Bir dostluk tazeleniyordu, ‘Türk-Kürt dostluğu, bölgedeki bütün kötü oyunları bozacak’tı.
(İnkar edilemez, Kürtlerin şu anda devlete yakın durmasında, çözüm sürecindeki temiz düşüncelerin çok payı var. Tamamlanmamışı bile, bir oyunu bozdu.)
Keşke sabote edilmeseydi. Keşke maksadına ulaşsaydı da, biz şu anda bu kadar acıyla, bu kadar şiddetle kavrulmasaydık.
Çok ümitlendik, olmadı.
Bunca tecrübeden sonra, nasıl bir noktaya geldi devlet?
Benim anladığım şu:
Evvela, terörün, toprak ve nüfus üzerindeki bütün hayallerini unutması gerekiyor.
Hani, çözüm sürecinde örgütün bazı aktiviteleri görmezden gelinmişti.

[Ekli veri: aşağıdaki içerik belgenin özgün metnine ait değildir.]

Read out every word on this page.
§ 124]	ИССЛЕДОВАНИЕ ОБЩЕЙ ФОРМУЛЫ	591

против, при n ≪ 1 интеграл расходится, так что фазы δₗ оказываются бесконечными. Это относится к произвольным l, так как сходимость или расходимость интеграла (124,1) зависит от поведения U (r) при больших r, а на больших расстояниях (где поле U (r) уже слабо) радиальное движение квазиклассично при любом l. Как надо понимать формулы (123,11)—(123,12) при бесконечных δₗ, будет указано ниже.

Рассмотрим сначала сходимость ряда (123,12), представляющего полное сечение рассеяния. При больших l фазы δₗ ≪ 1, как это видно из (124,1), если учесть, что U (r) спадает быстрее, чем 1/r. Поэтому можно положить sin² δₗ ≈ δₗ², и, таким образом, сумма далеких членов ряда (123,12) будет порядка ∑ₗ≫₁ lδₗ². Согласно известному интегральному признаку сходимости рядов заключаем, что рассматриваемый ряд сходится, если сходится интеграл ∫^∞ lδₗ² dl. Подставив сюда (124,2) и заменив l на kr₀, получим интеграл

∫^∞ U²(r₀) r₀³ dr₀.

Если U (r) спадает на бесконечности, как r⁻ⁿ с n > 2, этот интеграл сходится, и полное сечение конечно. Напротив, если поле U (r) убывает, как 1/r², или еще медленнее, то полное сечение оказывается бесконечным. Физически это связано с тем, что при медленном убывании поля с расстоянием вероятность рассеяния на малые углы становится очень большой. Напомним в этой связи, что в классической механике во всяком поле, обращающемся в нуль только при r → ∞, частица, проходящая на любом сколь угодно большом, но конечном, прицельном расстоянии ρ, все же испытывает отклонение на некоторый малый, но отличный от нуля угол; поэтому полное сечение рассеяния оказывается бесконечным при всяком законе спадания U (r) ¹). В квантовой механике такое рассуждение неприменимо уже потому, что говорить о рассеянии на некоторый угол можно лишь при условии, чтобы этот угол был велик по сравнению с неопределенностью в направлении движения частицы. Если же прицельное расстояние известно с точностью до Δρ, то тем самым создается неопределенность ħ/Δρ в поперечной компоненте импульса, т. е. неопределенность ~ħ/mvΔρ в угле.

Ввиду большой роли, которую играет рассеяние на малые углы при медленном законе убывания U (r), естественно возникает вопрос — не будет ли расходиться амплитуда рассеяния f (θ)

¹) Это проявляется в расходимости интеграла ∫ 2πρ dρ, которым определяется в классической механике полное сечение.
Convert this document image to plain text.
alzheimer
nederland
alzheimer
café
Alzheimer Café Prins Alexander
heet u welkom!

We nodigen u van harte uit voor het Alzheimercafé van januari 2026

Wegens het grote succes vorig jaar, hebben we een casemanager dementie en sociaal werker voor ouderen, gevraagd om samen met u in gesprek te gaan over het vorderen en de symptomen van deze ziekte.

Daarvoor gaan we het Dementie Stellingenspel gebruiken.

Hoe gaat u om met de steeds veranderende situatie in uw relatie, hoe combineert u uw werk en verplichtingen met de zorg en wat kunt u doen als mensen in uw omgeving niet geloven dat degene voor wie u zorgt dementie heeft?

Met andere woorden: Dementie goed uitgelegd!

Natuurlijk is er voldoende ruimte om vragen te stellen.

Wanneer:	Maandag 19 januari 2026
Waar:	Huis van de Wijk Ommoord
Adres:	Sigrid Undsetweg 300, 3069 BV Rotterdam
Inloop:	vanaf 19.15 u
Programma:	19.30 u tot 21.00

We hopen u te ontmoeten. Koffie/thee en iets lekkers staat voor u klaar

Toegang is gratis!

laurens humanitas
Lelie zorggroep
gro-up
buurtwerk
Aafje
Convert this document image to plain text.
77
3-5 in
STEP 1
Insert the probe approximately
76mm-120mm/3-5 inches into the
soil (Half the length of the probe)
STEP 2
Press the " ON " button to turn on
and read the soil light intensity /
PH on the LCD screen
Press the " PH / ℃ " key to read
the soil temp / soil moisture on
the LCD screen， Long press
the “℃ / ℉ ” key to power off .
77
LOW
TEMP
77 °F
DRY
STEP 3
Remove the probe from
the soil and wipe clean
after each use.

Devlet, kulağının üstüne yatmıştı, şu süreç salimen tamamlansın diye.
Terör, çözüm sürecini suistimal ederken... Şehirlerde terör tahkimatı yaparken... ‘Nasıl olsa devlet, iş buraya kadar geldikten sonra geri dönüp çatışmayı göze alamaz’ diye düşünmüş olabilir.
Şimdi şundan emin olmalı terör:
Egemenliğin, egemenlik iddiasının şakası olmaz.
Devlet, çözüm süreci mözüm süreci dinlemez, her noktadan geri döner. Toprağına ve insanına sahip çıkmak için -elbette meşruiyet dairesinde- ne yapmak gerekiyorsa onu yapar.
Ne zamana kadar sürer operasyonlar?
Dostun ve düşmanın bu hayati konulardaki tereddütleri, şüpheleri, şüphe kırıntıları tamamen ortadan kalkıncaya kadar.
Cumhurbaşkanı’nın ve Başbakan’ın birer gün arayla gelen açıklamalarından anladığım budur.
Peki bir gün, bir masa kurma ihtimali var mıdır?
Devlet, bu mevzuyu açmak bile istemiyor.
Devlet demek istiyor ki:
‘Bir önceki çözüm sürecini siz bozdunuz.
Eski çözüm süreci bitti.
Benim şu anda uyguladığım çözüm süreci budur.’